How about the micro-controller? Well, he considered this sort of out of the scope of the issue. I mean you could say, “Maybe the microcontroller was not viable in what’s a fairly standard design,” but what about the IDE compiler? So that he didn’t trust. He had to download the IDE package and it wasn’t signed, and it used HTTP not HTTPS, which is one reason why we need to move to the next generation so that that’s built in, and he said, “No. Okay, I don’t trust thing. I would not market this product with my name on it.” So, in a way this is like the ultimate release fraud. He didn’t produce a product because he didn’t trust that he could do it securely enough.
I would say lessons learned is, how much do you trust your supply chain?
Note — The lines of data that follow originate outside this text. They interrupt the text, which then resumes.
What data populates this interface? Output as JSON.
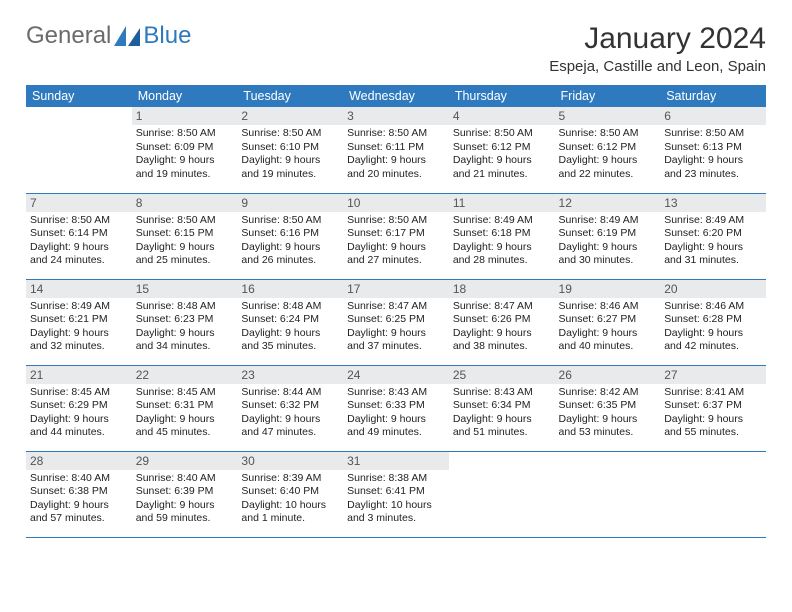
{
  "logo": {
    "text1": "General",
    "text2": "Blue",
    "text1_color": "#6b6b6b",
    "text2_color": "#2f7abf"
  },
  "title": "January 2024",
  "location": "Espeja, Castille and Leon, Spain",
  "colors": {
    "header_bg": "#2f7abf",
    "header_text": "#ffffff",
    "daynum_bg": "#e9eaeb",
    "row_border": "#2f7abf",
    "body_text": "#222222"
  },
  "weekdays": [
    "Sunday",
    "Monday",
    "Tuesday",
    "Wednesday",
    "Thursday",
    "Friday",
    "Saturday"
  ],
  "weeks": [
    [
      {
        "empty": true
      },
      {
        "n": "1",
        "sr": "8:50 AM",
        "ss": "6:09 PM",
        "dl": "9 hours and 19 minutes."
      },
      {
        "n": "2",
        "sr": "8:50 AM",
        "ss": "6:10 PM",
        "dl": "9 hours and 19 minutes."
      },
      {
        "n": "3",
        "sr": "8:50 AM",
        "ss": "6:11 PM",
        "dl": "9 hours and 20 minutes."
      },
      {
        "n": "4",
        "sr": "8:50 AM",
        "ss": "6:12 PM",
        "dl": "9 hours and 21 minutes."
      },
      {
        "n": "5",
        "sr": "8:50 AM",
        "ss": "6:12 PM",
        "dl": "9 hours and 22 minutes."
      },
      {
        "n": "6",
        "sr": "8:50 AM",
        "ss": "6:13 PM",
        "dl": "9 hours and 23 minutes."
      }
    ],
    [
      {
        "n": "7",
        "sr": "8:50 AM",
        "ss": "6:14 PM",
        "dl": "9 hours and 24 minutes."
      },
      {
        "n": "8",
        "sr": "8:50 AM",
        "ss": "6:15 PM",
        "dl": "9 hours and 25 minutes."
      },
      {
        "n": "9",
        "sr": "8:50 AM",
        "ss": "6:16 PM",
        "dl": "9 hours and 26 minutes."
      },
      {
        "n": "10",
        "sr": "8:50 AM",
        "ss": "6:17 PM",
        "dl": "9 hours and 27 minutes."
      },
      {
        "n": "11",
        "sr": "8:49 AM",
        "ss": "6:18 PM",
        "dl": "9 hours and 28 minutes."
      },
      {
        "n": "12",
        "sr": "8:49 AM",
        "ss": "6:19 PM",
        "dl": "9 hours and 30 minutes."
      },
      {
        "n": "13",
        "sr": "8:49 AM",
        "ss": "6:20 PM",
        "dl": "9 hours and 31 minutes."
      }
    ],
    [
      {
        "n": "14",
        "sr": "8:49 AM",
        "ss": "6:21 PM",
        "dl": "9 hours and 32 minutes."
      },
      {
        "n": "15",
        "sr": "8:48 AM",
        "ss": "6:23 PM",
        "dl": "9 hours and 34 minutes."
      },
      {
        "n": "16",
        "sr": "8:48 AM",
        "ss": "6:24 PM",
        "dl": "9 hours and 35 minutes."
      },
      {
        "n": "17",
        "sr": "8:47 AM",
        "ss": "6:25 PM",
        "dl": "9 hours and 37 minutes."
      },
      {
        "n": "18",
        "sr": "8:47 AM",
        "ss": "6:26 PM",
        "dl": "9 hours and 38 minutes."
      },
      {
        "n": "19",
        "sr": "8:46 AM",
        "ss": "6:27 PM",
        "dl": "9 hours and 40 minutes."
      },
      {
        "n": "20",
        "sr": "8:46 AM",
        "ss": "6:28 PM",
        "dl": "9 hours and 42 minutes."
      }
    ],
    [
      {
        "n": "21",
        "sr": "8:45 AM",
        "ss": "6:29 PM",
        "dl": "9 hours and 44 minutes."
      },
      {
        "n": "22",
        "sr": "8:45 AM",
        "ss": "6:31 PM",
        "dl": "9 hours and 45 minutes."
      },
      {
        "n": "23",
        "sr": "8:44 AM",
        "ss": "6:32 PM",
        "dl": "9 hours and 47 minutes."
      },
      {
        "n": "24",
        "sr": "8:43 AM",
        "ss": "6:33 PM",
        "dl": "9 hours and 49 minutes."
      },
      {
        "n": "25",
        "sr": "8:43 AM",
        "ss": "6:34 PM",
        "dl": "9 hours and 51 minutes."
      },
      {
        "n": "26",
        "sr": "8:42 AM",
        "ss": "6:35 PM",
        "dl": "9 hours and 53 minutes."
      },
      {
        "n": "27",
        "sr": "8:41 AM",
        "ss": "6:37 PM",
        "dl": "9 hours and 55 minutes."
      }
    ],
    [
      {
        "n": "28",
        "sr": "8:40 AM",
        "ss": "6:38 PM",
        "dl": "9 hours and 57 minutes."
      },
      {
        "n": "29",
        "sr": "8:40 AM",
        "ss": "6:39 PM",
        "dl": "9 hours and 59 minutes."
      },
      {
        "n": "30",
        "sr": "8:39 AM",
        "ss": "6:40 PM",
        "dl": "10 hours and 1 minute."
      },
      {
        "n": "31",
        "sr": "8:38 AM",
        "ss": "6:41 PM",
        "dl": "10 hours and 3 minutes."
      },
      {
        "empty": true
      },
      {
        "empty": true
      },
      {
        "empty": true
      }
    ]
  ],
  "labels": {
    "sunrise": "Sunrise:",
    "sunset": "Sunset:",
    "daylight": "Daylight:"
  }
}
You have to really think about some of those things. That gets to the heart of it. And think about where might the bad actors take over? What can you control, and whom can you trust?
So, I would say in conclusions, some problems in places you would never suspect, and sometimes you eventually have to think that. What’s the Sherlock Holmes saying that, “Rule out the impossible. Whatever is possible, then that [inaudible 00:22:24] must be the problem.” And I would still say this, start normally but eventually you’re going to get to the point where you have to be really skeptical about things. And remember tools, they’re just software. How perfect is the software that you write? So, that’s my spooky tales for Halloween.
Any questions? Yes.
Speaker 4: Did you guys write a linter or something for the [inaudible 00:23:04] versions, so you got [inaudible 00:23:04].
Speaker 4: Did you write a linter or something that made it so that when you guys wrote it more than eight characters or six characters it was automatically throwing errors or?
Rick: No, we didn’t think of doing that. This was back in 1984 and on a microcomputer. The idea, we never considered. I don’t think I’d heard of linters then. I didn’t even know C at that point. Would have been a good idea.
Host: Anyone else?
Rick: Any other questions?
Host: All right give Rick a big hand.